Gli Stati Uniti si trovano in una posizione migliore grazie a un potenziale allentamento della politica monetaria da parte della Fed, a un potere di determinazione dei prezzi positivo, alla diffusione dell’intelligenza artificiale e alla deregolamentazione del settore imprenditoriale. Le revisioni a rialzo delle stime sull’utile per azione rappresentano infine un sostegno per il mercato azionario.
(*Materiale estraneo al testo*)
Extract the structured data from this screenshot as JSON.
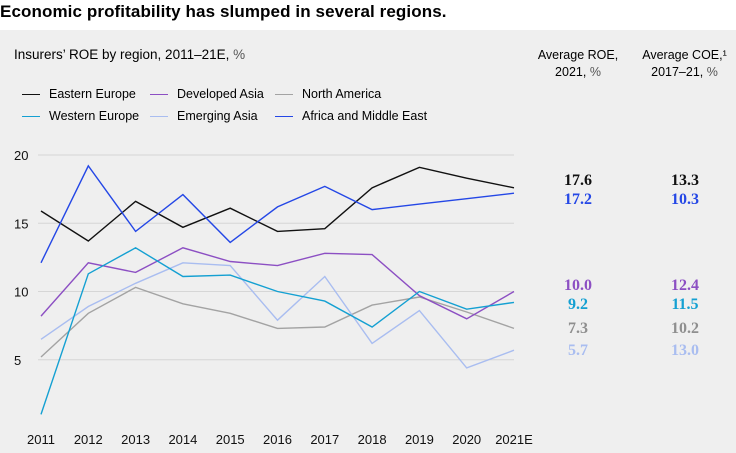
{
  "headline": "Economic profitability has slumped in several regions.",
  "subtitle": {
    "text": "Insurers’ ROE by region, 2011–21E,",
    "unit": "%"
  },
  "columns": {
    "roe": {
      "line1": "Average ROE,",
      "line2": "2021,",
      "unit": "%"
    },
    "coe": {
      "line1": "Average COE,¹",
      "line2": "2017–21,",
      "unit": "%"
    }
  },
  "chart_data": {
    "type": "line",
    "title": "Insurers’ ROE by region, 2011–21E, %",
    "x": [
      "2011",
      "2012",
      "2013",
      "2014",
      "2015",
      "2016",
      "2017",
      "2018",
      "2019",
      "2020",
      "2021E"
    ],
    "yticks": [
      5,
      10,
      15,
      20
    ],
    "ylim": [
      0,
      21
    ],
    "grid": true,
    "legend_position": "top-left",
    "series": [
      {
        "name": "Eastern Europe",
        "color": "#111111",
        "values": [
          15.9,
          13.7,
          16.6,
          14.7,
          16.1,
          14.4,
          14.6,
          17.6,
          19.1,
          18.3,
          17.6
        ],
        "avg_roe": "17.6",
        "avg_coe": "13.3"
      },
      {
        "name": "Western Europe",
        "color": "#14a0d2",
        "values": [
          1.0,
          11.3,
          13.2,
          11.1,
          11.2,
          10.0,
          9.3,
          7.4,
          10.0,
          8.7,
          9.2
        ],
        "avg_roe": "9.2",
        "avg_coe": "11.5"
      },
      {
        "name": "Developed Asia",
        "color": "#8c4fc3",
        "values": [
          8.2,
          12.1,
          11.4,
          13.2,
          12.2,
          11.9,
          12.8,
          12.7,
          9.7,
          8.0,
          10.0
        ],
        "avg_roe": "10.0",
        "avg_coe": "12.4"
      },
      {
        "name": "Emerging Asia",
        "color": "#a9bdf0",
        "values": [
          6.5,
          8.9,
          10.6,
          12.1,
          11.9,
          7.9,
          11.1,
          6.2,
          8.6,
          4.4,
          5.7
        ],
        "avg_roe": "5.7",
        "avg_coe": "13.0"
      },
      {
        "name": "North America",
        "color": "#a3a3a3",
        "values": [
          5.2,
          8.4,
          10.3,
          9.1,
          8.4,
          7.3,
          7.4,
          9.0,
          9.6,
          8.5,
          7.3
        ],
        "avg_roe": "7.3",
        "avg_coe": "10.2"
      },
      {
        "name": "Africa and Middle East",
        "color": "#2447e6",
        "values": [
          12.1,
          19.2,
          14.4,
          17.1,
          13.6,
          16.2,
          17.7,
          16.0,
          16.4,
          16.8,
          17.2
        ],
        "avg_roe": "17.2",
        "avg_coe": "10.3"
      }
    ]
  }
}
Attraversando l’Atlantico, l’Europa resta “fortemente esposta” all’allentamento dei prezzi del petrolio e alle dinamiche del gas naturale liquefatto, oltre a essere vulnerabile a un eventuale ripresa dell’inflazione. Non mancano i segnali incoraggianti: “La spesa in Germania sta prendendo slancio e l’Europa continua a concentrare i propri sforzi verso l’autonomia strategica che appare un’opportunità di investimento in settori chiave quali sistemi energetici, capacità industriale, stabilità, difesa e tecnologie strategiche. Infine nel reddito fisso privilegiamo il debito dei mercati emergenti e siamo costruttivi sulla durazione dei titoli europei core di alta qualità” evidenza David.